ERIE, Pa. — Craig Warren first heard the Rebel yell at Kings Dominion, an amusement park in Virginia. He was sitting near the back of a wood-track roller coaster, gripping the lap bar as the cars clattered into a tunnel, where everyone screamed.
That sound is always louder in the dark. As a Confederate battle cry, the Rebel yell — a yowling holler, equal parts hog call and Indian war whoop — was exaggerated by the smoke on Civil War battlefields. It unnerved Union soldiers, who heard the threat before they could pinpoint its direction.
Warren wasn’t thinking about that. To him, the “Rebel Yell” was a 95-mph thrill ride. The tunnel was fun.
The full story would come to him, however. South of the Mason-Dixon Line, it always does.

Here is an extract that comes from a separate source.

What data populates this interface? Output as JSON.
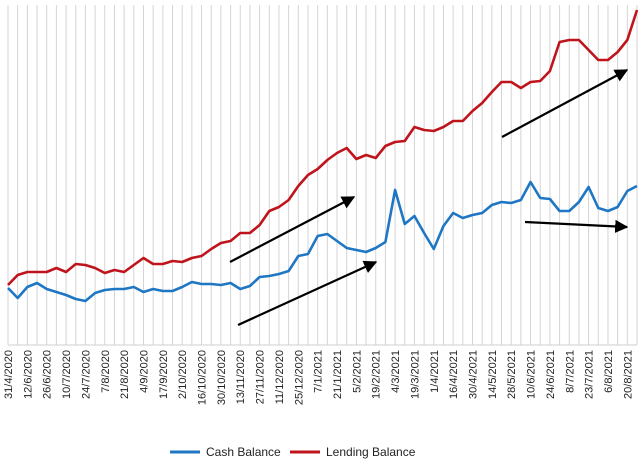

“I grew up in northern Virginia,” said Warren, an associate professor of English and professional writing at Penn State Behrend. “I went to Robert E. Lee High School. In that part of the country, Civil War stories are part of the air. You can’t escape them.”
His latest book, “The Rebel Yell: A Cultural History,” is the fullest picture yet of the Confederate rally cry. It traces the Rebels’ use of the yell — “the ugliest sound that any mortal ever heard,” according to the writer Ambrose Bierce — through key battles at Manassas, Sharpsburg, and Honey Hill. It continues into Reconstruction, and on to the civil rights era, where the yell had divisive, and often racist, intent, and then watches as the tradition is co-opted, rebranded in the spirit of individual defiance in order to sell bourbon, records and roller-coaster rides.
Warren uses diary entries from both sides of the conflict to depict the yell’s effectiveness in battle. His real focus, however, is on how the war is remembered, and how the underlying conflicts even now are being contested.
“The same issues we fought over in the Civil War are in place in Ferguson, Baltimore, and Florida today,” he said. “These questions of race and individualism and the struggle against a faceless government are still very much alive in America.”
‘A defiant pose’
Unlike Union troops, who marched in unison, shouting “Hurrah! Hurrah!” the Rebels’ yell was ragged, a mix of yips and barks and fox-hunter halloos. Every man’s was different.
In battle, the sound would ripple across the Confederate line, moving like the wave in a modern soccer stadium. Rebels used it to taunt, goad and intimidate their foes.
They also yelled to bolster their own morale. “It seemed to fill every heart with new life, to inspire every nerve with might never known before,” one veteran wrote.
A rousing yell was just as likely to come after battle, either in camp, where Rebels hollered tributes to their generals, or on forced marches, when they voiced resentment of those same men.
“The Rebel yell was a great metaphor for the south,” Warren said. “It was a defiant pose. The whole point, for them, was to secede from the whole.”
That aspect of the Rebel yell continued through the 20th century. When the University of Nevada, Las Vegas, split from its parent institution in Reno, the school chose as its mascot a cartoon wolf in Confederate dress. Its student newspaper was called “The Rebel Yell” — overlooking, perhaps, that Nevada had fought for the Union.
For the generation that followed, “Rebel Yell” was a song by a spike-haired rocker named Billy Idol. It made no reference to the Confederacy: Idol, a Briton, was instead celebrating a brand of bourbon he had watched the Rolling Stones drink.
Subsequent pop-culture references to the Rebel yell — a clothing line, a video game — also stripped it of Civil War context, choosing instead to embrace a spirit of general rebelliousness. Warren expects even more of that in the years ahead.
“You can’t get rid of it,” he said. “Rebellion will always be popular. So will making noise.”